Kalau konstatasi tersebut benar, tetapi mudah-mudahan salah, sikap mereka benar-benar amat bengis. Mereka bukan lagi tidak memihak rakyat, melainkan cenderung sudah membenci rakyat. Inilah bibit-bibit munculnya gerakan radikal dan revolusioner. Penguasa benci terhadap rakyat dan oleh karena itu menikmati kesengsaraan rakyat. Mungkin kita dapat berkaca pada awal Revolusi Perancis, Raja Louis XVI bersama anggota keluarganya berdiri di balkon menyebar roti yang diperebutkan rakyat yang kelaparan. Rakyat rela menukarkan kematian dengan secuil roti. Akhirnya raja tersebut tumbang dan dihukum mati.

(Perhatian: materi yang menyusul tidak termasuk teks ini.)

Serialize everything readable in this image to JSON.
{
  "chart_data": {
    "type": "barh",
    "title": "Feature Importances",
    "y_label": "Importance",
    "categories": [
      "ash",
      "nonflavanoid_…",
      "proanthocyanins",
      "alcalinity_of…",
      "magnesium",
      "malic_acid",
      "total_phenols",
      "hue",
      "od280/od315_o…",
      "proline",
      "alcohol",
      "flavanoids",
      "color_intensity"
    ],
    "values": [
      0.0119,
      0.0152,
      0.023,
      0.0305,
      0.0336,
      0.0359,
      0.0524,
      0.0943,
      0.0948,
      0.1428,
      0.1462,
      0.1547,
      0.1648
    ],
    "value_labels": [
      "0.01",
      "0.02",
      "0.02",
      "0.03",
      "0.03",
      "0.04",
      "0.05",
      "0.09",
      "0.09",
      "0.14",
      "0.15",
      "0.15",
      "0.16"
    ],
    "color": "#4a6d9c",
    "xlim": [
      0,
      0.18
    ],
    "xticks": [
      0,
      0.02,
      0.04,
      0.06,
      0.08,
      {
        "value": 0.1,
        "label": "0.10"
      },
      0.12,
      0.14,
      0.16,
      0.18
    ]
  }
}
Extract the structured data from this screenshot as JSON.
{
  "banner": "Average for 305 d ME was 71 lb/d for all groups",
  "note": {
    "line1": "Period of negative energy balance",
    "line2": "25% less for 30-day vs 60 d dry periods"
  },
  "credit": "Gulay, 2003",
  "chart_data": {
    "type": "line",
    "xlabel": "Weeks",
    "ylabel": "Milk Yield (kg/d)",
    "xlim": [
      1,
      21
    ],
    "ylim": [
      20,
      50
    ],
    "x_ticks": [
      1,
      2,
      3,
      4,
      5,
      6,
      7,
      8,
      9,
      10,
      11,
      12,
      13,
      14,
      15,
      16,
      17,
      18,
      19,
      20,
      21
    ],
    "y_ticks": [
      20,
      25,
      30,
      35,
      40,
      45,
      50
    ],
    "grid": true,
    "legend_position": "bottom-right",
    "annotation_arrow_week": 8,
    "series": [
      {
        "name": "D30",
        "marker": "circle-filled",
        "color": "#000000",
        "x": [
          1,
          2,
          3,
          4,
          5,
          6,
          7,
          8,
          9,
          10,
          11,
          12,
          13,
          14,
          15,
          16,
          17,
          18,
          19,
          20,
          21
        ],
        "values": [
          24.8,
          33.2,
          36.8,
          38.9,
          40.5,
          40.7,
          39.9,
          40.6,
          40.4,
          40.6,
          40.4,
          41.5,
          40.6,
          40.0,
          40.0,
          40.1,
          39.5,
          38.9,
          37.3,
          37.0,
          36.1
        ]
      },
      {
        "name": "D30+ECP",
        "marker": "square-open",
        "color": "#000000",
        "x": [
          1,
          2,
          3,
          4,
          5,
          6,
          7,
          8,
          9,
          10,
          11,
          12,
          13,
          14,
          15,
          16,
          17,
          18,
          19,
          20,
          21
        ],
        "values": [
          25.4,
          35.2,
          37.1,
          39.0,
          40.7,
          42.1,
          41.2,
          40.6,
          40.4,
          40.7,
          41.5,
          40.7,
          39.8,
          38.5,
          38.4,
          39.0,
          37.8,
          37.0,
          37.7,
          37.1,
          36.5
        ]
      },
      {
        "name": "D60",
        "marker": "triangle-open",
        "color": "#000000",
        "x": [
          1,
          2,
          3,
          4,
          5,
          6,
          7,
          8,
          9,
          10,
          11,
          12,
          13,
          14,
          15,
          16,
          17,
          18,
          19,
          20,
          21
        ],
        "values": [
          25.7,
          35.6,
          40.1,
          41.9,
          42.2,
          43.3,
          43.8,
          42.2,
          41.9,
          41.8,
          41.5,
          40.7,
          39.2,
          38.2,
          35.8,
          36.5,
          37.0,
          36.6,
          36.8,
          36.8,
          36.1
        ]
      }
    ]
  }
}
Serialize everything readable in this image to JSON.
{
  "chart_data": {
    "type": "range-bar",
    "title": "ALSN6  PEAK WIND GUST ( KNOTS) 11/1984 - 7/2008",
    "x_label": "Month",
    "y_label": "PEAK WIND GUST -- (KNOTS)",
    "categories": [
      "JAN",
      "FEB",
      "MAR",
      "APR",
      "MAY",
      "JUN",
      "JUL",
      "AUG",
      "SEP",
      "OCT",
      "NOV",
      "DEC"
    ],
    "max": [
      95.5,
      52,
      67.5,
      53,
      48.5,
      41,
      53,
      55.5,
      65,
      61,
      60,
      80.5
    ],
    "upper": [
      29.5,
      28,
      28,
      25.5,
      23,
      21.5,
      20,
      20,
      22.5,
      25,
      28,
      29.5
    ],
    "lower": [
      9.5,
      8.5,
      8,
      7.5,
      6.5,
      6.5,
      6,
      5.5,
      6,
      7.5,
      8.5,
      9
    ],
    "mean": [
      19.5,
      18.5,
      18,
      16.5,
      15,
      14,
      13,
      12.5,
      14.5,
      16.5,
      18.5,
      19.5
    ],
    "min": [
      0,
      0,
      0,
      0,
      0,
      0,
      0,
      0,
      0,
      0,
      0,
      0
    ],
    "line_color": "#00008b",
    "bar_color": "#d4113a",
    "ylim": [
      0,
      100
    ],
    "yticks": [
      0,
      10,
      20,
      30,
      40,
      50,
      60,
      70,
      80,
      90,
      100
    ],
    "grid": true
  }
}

Mungkin terlalu naif contoh tersebut. Namun, gerakan revolusioner di negeri ini juga bukan barang aneh. Oleh karena itu, demi menyelamatkan bangsa dan negara, cukuplah petualangan mengejar kenikmatan. Sadarlah, batas ambang hedonisme telah melampaui kesabaran dan daya tahan rakyat. Enough is enough. Sudah cukup ”Yang Mulia”, kembalilah ke ribaan rakyat.